Les animateurs de diffusion en direct de commerce électronique qui proposent des services de promotion et de commercialisation de produits sont tenus pour responsables des conventions conclues et des engagements pris auprès des utilisateurs au cours de leurs activités de diffusion en direct, y compris mais sans s'y limiter les conventions ou engagements relatifs aux services, aux produits et aux cadeaux gratuits. Il leur est interdit de publier des informations fausses ou trompeuses pour tromper ou induire en erreur les consommateurs, ni de commettre des actes de falsification de données de trafic tels que la fabrication ou la modification frauduleuse du volume de transactions, du taux d'attention, du nombre de consultations, du nombre de mentions d'approbation, etc. Si l'animateur ne peut apporter la preuve de l'authenticité des éléments qu'il a déclarés, notamment la qualité des produits, le volume des ventes, le prix du marché et le lieu d'origine, son acte pourra être qualifié de publicité mensongère, de fraude sur les prix, entre autres infractions.

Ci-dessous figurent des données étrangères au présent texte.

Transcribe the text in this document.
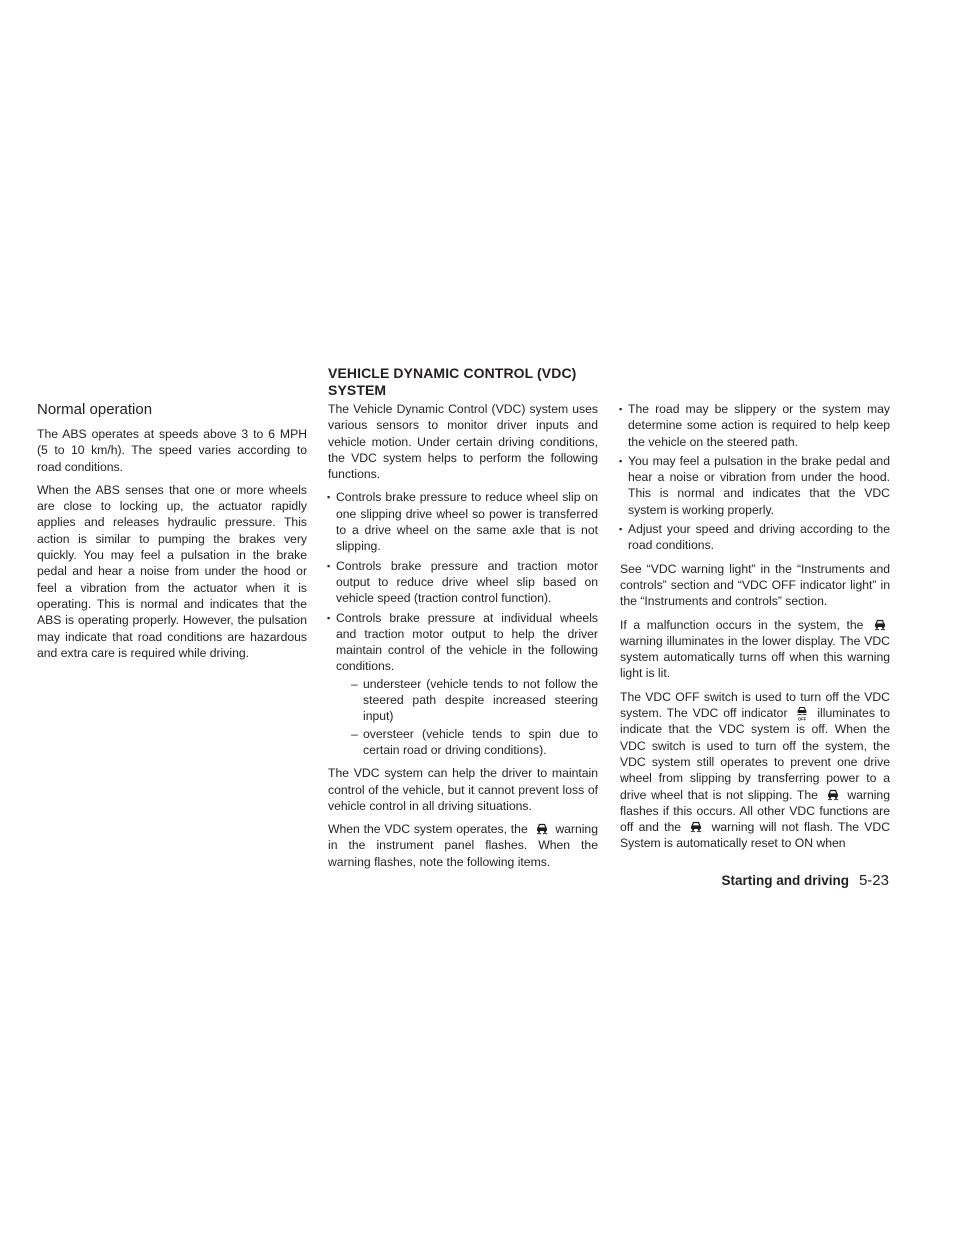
Normal operation

The ABS operates at speeds above 3 to 6 MPH (5 to 10 km/h). The speed varies according to road conditions.

When the ABS senses that one or more wheels are close to locking up, the actuator rapidly applies and releases hydraulic pressure. This action is similar to pumping the brakes very quickly. You may feel a pulsation in the brake pedal and hear a noise from under the hood or feel a vibration from the actuator when it is operating. This is normal and indicates that the ABS is operating properly. However, the pulsation may indicate that road conditions are hazardous and extra care is required while driving.

VEHICLE DYNAMIC CONTROL (VDC) SYSTEM

The Vehicle Dynamic Control (VDC) system uses various sensors to monitor driver inputs and vehicle motion. Under certain driving conditions, the VDC system helps to perform the following functions.

▪ Controls brake pressure to reduce wheel slip on one slipping drive wheel so power is transferred to a drive wheel on the same axle that is not slipping.
▪ Controls brake pressure and traction motor output to reduce drive wheel slip based on vehicle speed (traction control function).
▪ Controls brake pressure at individual wheels and traction motor output to help the driver maintain control of the vehicle in the following conditions.
– understeer (vehicle tends to not follow the steered path despite increased steering input)
– oversteer (vehicle tends to spin due to certain road or driving conditions).

The VDC system can help the driver to maintain control of the vehicle, but it cannot prevent loss of vehicle control in all driving situations.

When the VDC system operates, the warning in the instrument panel flashes. When the warning flashes, note the following items.

▪ The road may be slippery or the system may determine some action is required to help keep the vehicle on the steered path.
▪ You may feel a pulsation in the brake pedal and hear a noise or vibration from under the hood. This is normal and indicates that the VDC system is working properly.
▪ Adjust your speed and driving according to the road conditions.

See “VDC warning light” in the “Instruments and controls” section and “VDC OFF indicator light” in the “Instruments and controls” section.

If a malfunction occurs in the system, the  warning illuminates in the lower display. The VDC system automatically turns off when this warning light is lit.

The VDC OFF switch is used to turn off the VDC system. The VDC off indicator	OFF illuminates to indicate that the VDC system is off. When the VDC switch is used to turn off the system, the VDC system still operates to prevent one drive wheel from slipping by transferring power to a drive wheel that is not slipping. The warning flashes if this occurs. All other VDC functions are off and the	warning will not flash. The VDC System is automatically reset to ON when

Starting and driving 5-23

En cas de survenance des pratiques frauduleuses dans la vente susmentionnées, le consommateur a le droit, conformément à la *Loi de la République populaire de Chine sur la protection des droits et intérêts des consommateurs*, de demander à l'opérateur de lui verser une indemnité complémentaire équivalant à trois fois le prix du bien acheté ou du coût du service reçu. Les services de contrôle et d'inspection sont habilités, conformément à la *Loi contre la concurrence déloyale* et autres lois et règlements applicables, à infliger des amendes aux opérateurs qui mettent en œuvre des publicités mensongères, et ce jusqu'au retrait de leur licence d'exploitation.
2. Le commerçant vendeur assume l'obligation de vérification
En tant que vendeur, la société de vente qui commercialise des produits par le biais de la vente par diffusion en direct est tenue de l'obligation d'examen prudent à l'égard de la description des produits formulée par l'animateur au cours de la diffusion, et de réglementer les propos de l'animateur pendant la séance de diffusion en direct. La Loi de la République populaire de Chine sur la publicité, la Loi de la République populaire de Chine contre la concurrence déloyale et d'autres textes réglementaires disposent expressément que le vendeur doit avoir connaissance des déclarations publicitaires faites par l'animateur. S'il ne s'acquitte pas de l'obligation d'examen correspondante, il doit assumer la responsabilité solidaire pour les problèmes résultant des activités de publicité des produits menées par l'animateur.
3. La plateforme doit assumer sa responsabilité de supervision.
Les plateformes de diffusion en direct, en tant que prestataires de services d'information sur les réseaux, doivent renforcer leur gestion, procéder à un examen strict des qualifications d'accès à la plateforme, mettre en œuvre les exigences d'enregistrement des informations dans le cadre du système de nom réel sur Internet, publier effectivement les informations relatives à l'identité des exploitants de salles de diffusion en direct et des vendeurs, et améliorer les mécanismes d'examen des qualifications d'accès au secteur de la diffusion en direct, de surveillance en temps réel des salles de diffusion en direct et de traitement des différends. «Dispositions de la Cour populaire suprême sur quelques questions relatives à l'application du droit dans le jugement des affaires de différends relatifs à la consommation en ligne (I)» stipulent expressément que si une plateforme ne s'acquitte pas de ses obligations de supervision, elle doit assumer la responsabilité conjointe et solidaire pour les actes tels que la publicité mensongère, la fraude, etc., commis par les diffuseurs en direct et les commerçants.